Born in 1914, Lee Petty grew up dirt poor in rural North Carolina. He sold biscuits, operated a trucking company; rumors of his involvement in the whiskey business have been around for decades. Petty, like the heads of many rural southern families of the day did a bit of whatever he could to provide for his family, but his overriding passion was automobiles. A gifted mechanic he would tell his wife Elizabeth he was “just improving” cars.
Not only was Lee Petty a gifted mechanic, he could flat out drive a car. Among the many enterprises Petty engaged
in to put food on the table, was the not insignificant money earned from street racing on the back roads of Randolph County around Randleman and Level Cross.
His first attempt at organized stock car racing gave little indication that he was destined to become NASCAR’s first three-time champion. In 1949 at the already advanced age of 35, Petty heard of NASCAR’s inaugural race in Charlotte and the race’s $6000 purse. He borrowed an unsuspecting friend’s Buick Roadmaster, headed for Charlotte, and wound up rolling the Buick, demolishing it. History has not recorded how Petty explained the loss of the Buick to his friend. Or what became of the friendship.
The thrill of competition, the pre- and post-race camaraderie with friends and fellow competitors and the cheers of the crowd brought many to the sport, but not Petty. For Petty it was strictly business. The only way to survive was to win, and to win you had to finish. His son Richard, who was destined to eventually take over the family business and indeed take Petty Enterprises to an even higher level of success remembers his father saying, “There ain’t no second place. You win or you lose, that’s the only two parts there are to racing.”
Petty outworked and outraced his rivals. He brought sons Richard and Maurice into the family business while they were still in their teens. Petty was not always popular with his rivals, he even spun out his son Richard during one race.
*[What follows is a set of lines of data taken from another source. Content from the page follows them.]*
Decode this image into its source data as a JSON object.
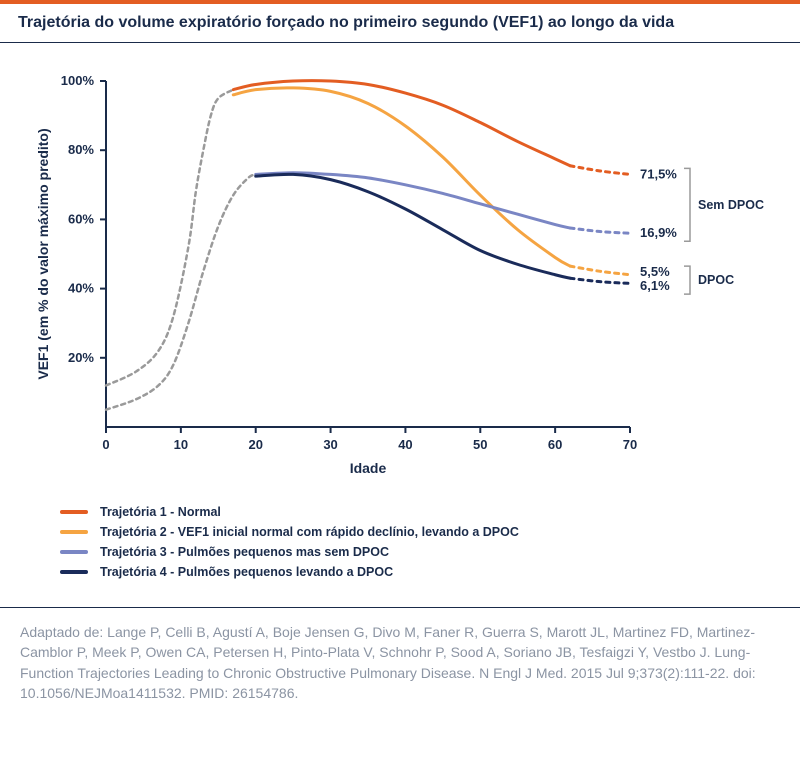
{
  "title": "Trajetória do volume expiratório forçado no primeiro segundo (VEF1) ao longo da vida",
  "title_fontsize": 16,
  "chart": {
    "type": "line",
    "background_color": "#ffffff",
    "axis_color": "#1a2b4a",
    "x": {
      "label": "Idade",
      "min": 0,
      "max": 70,
      "ticks": [
        0,
        10,
        20,
        30,
        40,
        50,
        60,
        70
      ],
      "label_fontsize": 14,
      "tick_fontsize": 13
    },
    "y": {
      "label": "VEF1 (em % do valor máximo predito)",
      "min": 0,
      "max": 100,
      "ticks": [
        20,
        40,
        60,
        80,
        100
      ],
      "tick_suffix": "%",
      "label_fontsize": 14,
      "tick_fontsize": 13
    },
    "growth_curves": {
      "color": "#9a9a9a",
      "dash": "4 4",
      "line_width": 2.5,
      "upper": [
        [
          0,
          12
        ],
        [
          4,
          16
        ],
        [
          7,
          22
        ],
        [
          9,
          32
        ],
        [
          11,
          52
        ],
        [
          12,
          68
        ],
        [
          13,
          80
        ],
        [
          14,
          90
        ],
        [
          15,
          95
        ],
        [
          17,
          97.5
        ]
      ],
      "lower": [
        [
          0,
          5
        ],
        [
          4,
          8
        ],
        [
          7,
          12
        ],
        [
          9,
          18
        ],
        [
          11,
          30
        ],
        [
          13,
          45
        ],
        [
          15,
          58
        ],
        [
          17,
          67
        ],
        [
          19,
          72
        ],
        [
          20,
          73
        ]
      ]
    },
    "series": [
      {
        "id": "t1",
        "label": "Trajetória 1 - Normal",
        "color": "#e35d22",
        "line_width": 3,
        "solid": [
          [
            17,
            97.5
          ],
          [
            20,
            99
          ],
          [
            25,
            100
          ],
          [
            30,
            100
          ],
          [
            35,
            99
          ],
          [
            40,
            96.5
          ],
          [
            45,
            93
          ],
          [
            50,
            88
          ],
          [
            55,
            82.5
          ],
          [
            60,
            77.5
          ],
          [
            62,
            75.5
          ]
        ],
        "dashed": [
          [
            62,
            75.5
          ],
          [
            66,
            74
          ],
          [
            70,
            73
          ]
        ],
        "end_label": "71,5%",
        "end_group": "sem"
      },
      {
        "id": "t2",
        "label": "Trajetória 2 - VEF1 inicial normal com rápido declínio, levando a DPOC",
        "color": "#f5a442",
        "line_width": 3,
        "solid": [
          [
            17,
            96
          ],
          [
            20,
            97.5
          ],
          [
            25,
            98
          ],
          [
            30,
            97
          ],
          [
            35,
            93.5
          ],
          [
            40,
            87
          ],
          [
            45,
            78
          ],
          [
            50,
            67
          ],
          [
            55,
            57
          ],
          [
            60,
            49
          ],
          [
            62,
            46.5
          ]
        ],
        "dashed": [
          [
            62,
            46.5
          ],
          [
            66,
            45
          ],
          [
            70,
            44
          ]
        ],
        "end_label": "5,5%",
        "end_group": "dpoc"
      },
      {
        "id": "t3",
        "label": "Trajetória 3 - Pulmões pequenos mas sem DPOC",
        "color": "#7a86c4",
        "line_width": 3,
        "solid": [
          [
            20,
            73
          ],
          [
            25,
            73.5
          ],
          [
            30,
            73
          ],
          [
            35,
            72
          ],
          [
            40,
            70
          ],
          [
            45,
            67.5
          ],
          [
            50,
            64.5
          ],
          [
            55,
            61.5
          ],
          [
            60,
            58.5
          ],
          [
            62,
            57.5
          ]
        ],
        "dashed": [
          [
            62,
            57.5
          ],
          [
            66,
            56.5
          ],
          [
            70,
            56
          ]
        ],
        "end_label": "16,9%",
        "end_group": "sem"
      },
      {
        "id": "t4",
        "label": "Trajetória 4 - Pulmões pequenos levando a DPOC",
        "color": "#1a2b5a",
        "line_width": 3,
        "solid": [
          [
            20,
            72.5
          ],
          [
            25,
            73
          ],
          [
            30,
            71.5
          ],
          [
            35,
            68
          ],
          [
            40,
            63
          ],
          [
            45,
            57
          ],
          [
            50,
            51
          ],
          [
            55,
            47
          ],
          [
            60,
            44
          ],
          [
            62,
            43
          ]
        ],
        "dashed": [
          [
            62,
            43
          ],
          [
            66,
            42
          ],
          [
            70,
            41.5
          ]
        ],
        "end_label": "6,1%",
        "end_group": "dpoc"
      }
    ],
    "group_labels": {
      "sem": "Sem DPOC",
      "dpoc": "DPOC"
    },
    "bracket_color": "#9a9a9a"
  },
  "legend_fontsize": 12.5,
  "citation": "Adaptado de: Lange P, Celli B, Agustí A, Boje Jensen G, Divo M, Faner R, Guerra S, Marott JL, Martinez FD, Martinez-Camblor P, Meek P, Owen CA, Petersen H, Pinto-Plata V, Schnohr P, Sood A, Soriano JB, Tesfaigzi Y, Vestbo J. Lung-Function Trajectories Leading to Chronic Obstructive Pulmonary Disease. N Engl J Med. 2015 Jul 9;373(2):111-22. doi: 10.1056/NEJMoa1411532. PMID: 26154786.",
  "citation_fontsize": 14
}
Many drivers of the era proclaimed him the most difficult driver to pass. But all gave Lee Petty his due.
“There wasn’t anybody better than Lee Petty in his day,” said the legendary Junior Johnson. Fellow competitor Glen Wood said, “There might have been more colorful drivers, but when it came down to winning the race, he had as much ability as I’ve ever seen. He was one of the toughest competitors at the time.”
As a driver Petty won 54 races in what was then called NASCAR’s Grand National Division, the forerunner of today’s Sprint Cup Series. His 54 wins still stand as the ninth most of all time. His first win came at Heidelberg Raceway near Pittsburgh, PA. He won on Daytona Beach’s famed beach and road course, and the inaugural Daytona 500 in a finish that took three days to determine the winner. He won the Grand National Championship in 1955, 1958 and 1959.
But Petty’s Hall of fame driving career was just the opening act at Petty Enterprises. Lee Petty was anything but retired as the owner of what became the flagship racing outlet for Chrysler Corporation during the 1960’s and 1970’s. Petty Enterprises fielded over 2800 entries over a 60 year period, ending in 2008 winning 268 races and ten championships.
Until Petty’s death in 2000, even in retirement, there was no doubt who was ultimately at the organization’s helm “Richard had his job to do, and I had mine,” said son Maurice.
“Then Lee told us what he wanted us to do and that’s what we did.”
The late Lee Petty, joins David Pearson, Ned Jarrett, Bobby Allison, and Bud Moore in the second class inducted into the NASCAR Hall of Fame this Monday May 23.